Thirdly, I have observed that not each parent shows a speaking child the courtesy of attention. Interrupting, bombarding the child with questions, or flinging anger and accusation signals that the child maintains her distance. Explain and make him realize that interrupting any speaker is considered rude by some adults.. This is also a way of instilling him some part of good values. Fourthly, always be approachable. As much as possible, help your child know that she can approach you and not to hesitate to discuss any problem or requests. If the child realizes that open communication between him and you is always possible, imagine how much respect your child has for you! Fifthly, ask questions so you gather further information, but not in an interrogating manner. Try to ask questions that solicit honest and direct answers from your child.

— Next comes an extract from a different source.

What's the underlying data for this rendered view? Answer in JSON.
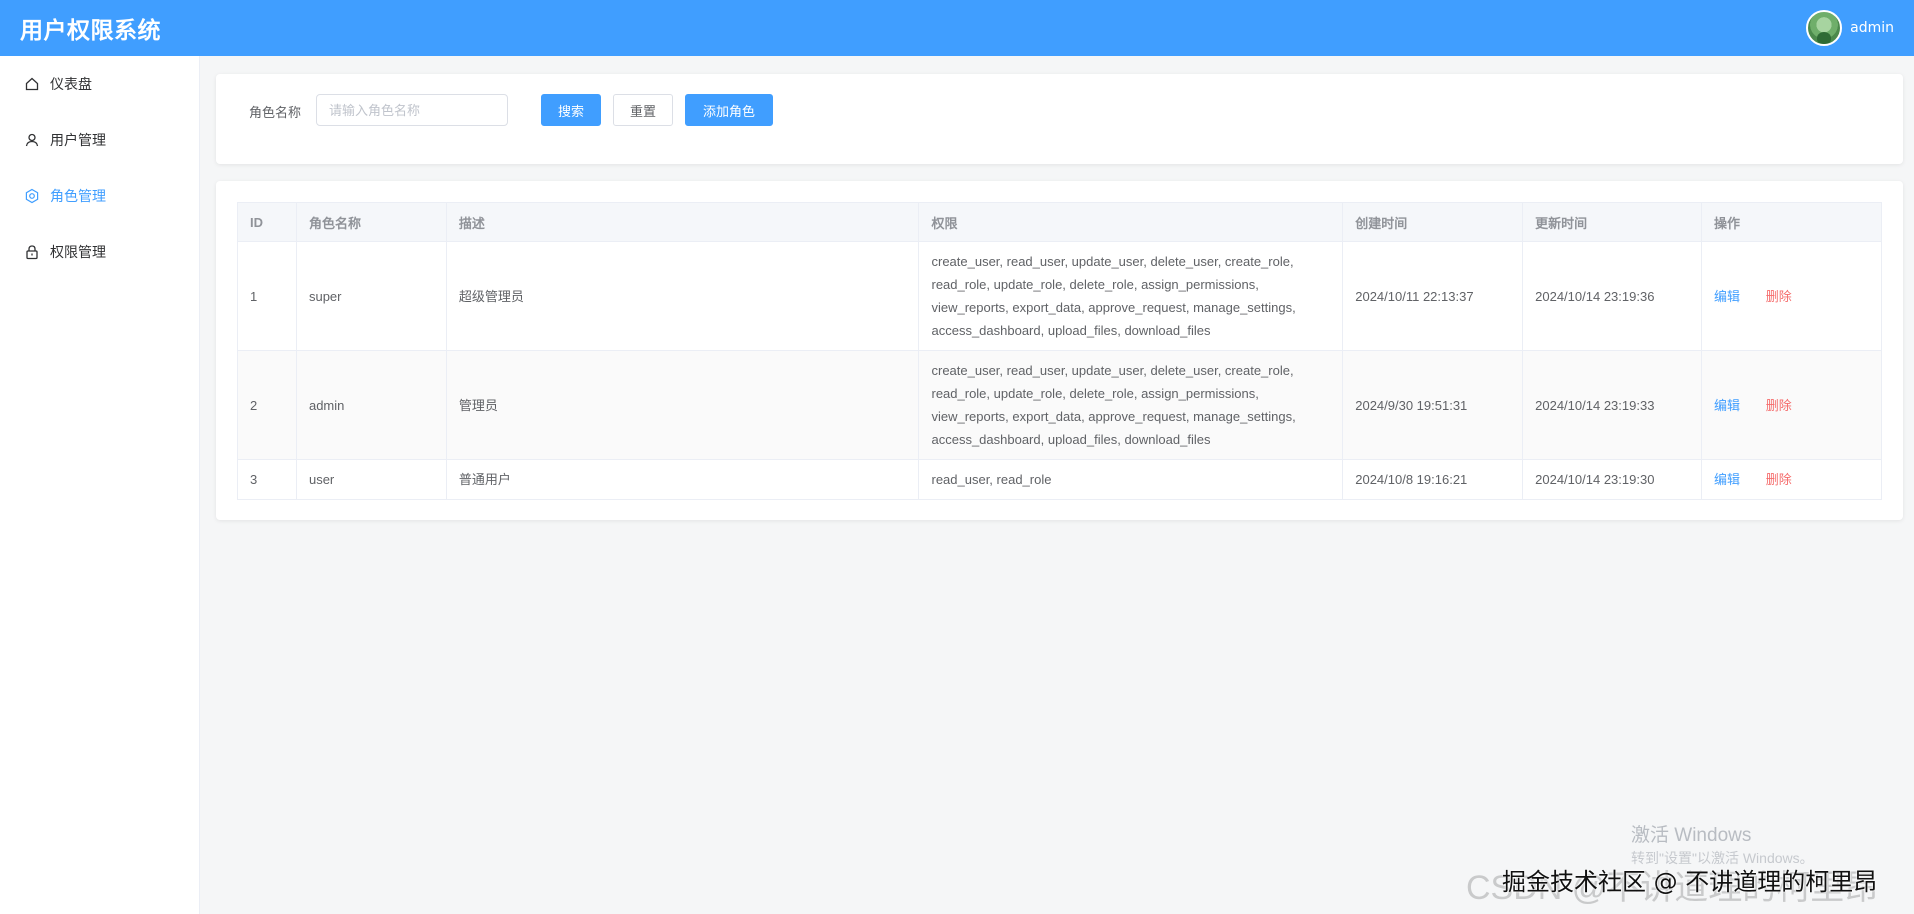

How do you act and speak to your child, so that she feels confident with you. Lastly, provide useful, helpful and assuring responses to your child’s questions. Apply the principles of reflective listening. This way, you could have a clear and actual grasp of what it is your child is trying to tell you. Reflect on his words and the manner by which he talks. Understanding your child entails setting a good pattern of open communication between you both.

How to Understand Children through Temperaments Traits

One sensitive issue parents contend with is their child’s temperament. Understanding children’s inborn traits is a key to better parenting and happier children, especially in the development years.

Before my daughter was born, I imagined her to be a specific type of a good-natured child. As she grew up, I realized my always viewing her as good-natured was a pre-conceived idea I had. Her childhood moods meandered through creative, sensitive, emotional, and even defiant in the early teen years. And she was good natured about most events in her life.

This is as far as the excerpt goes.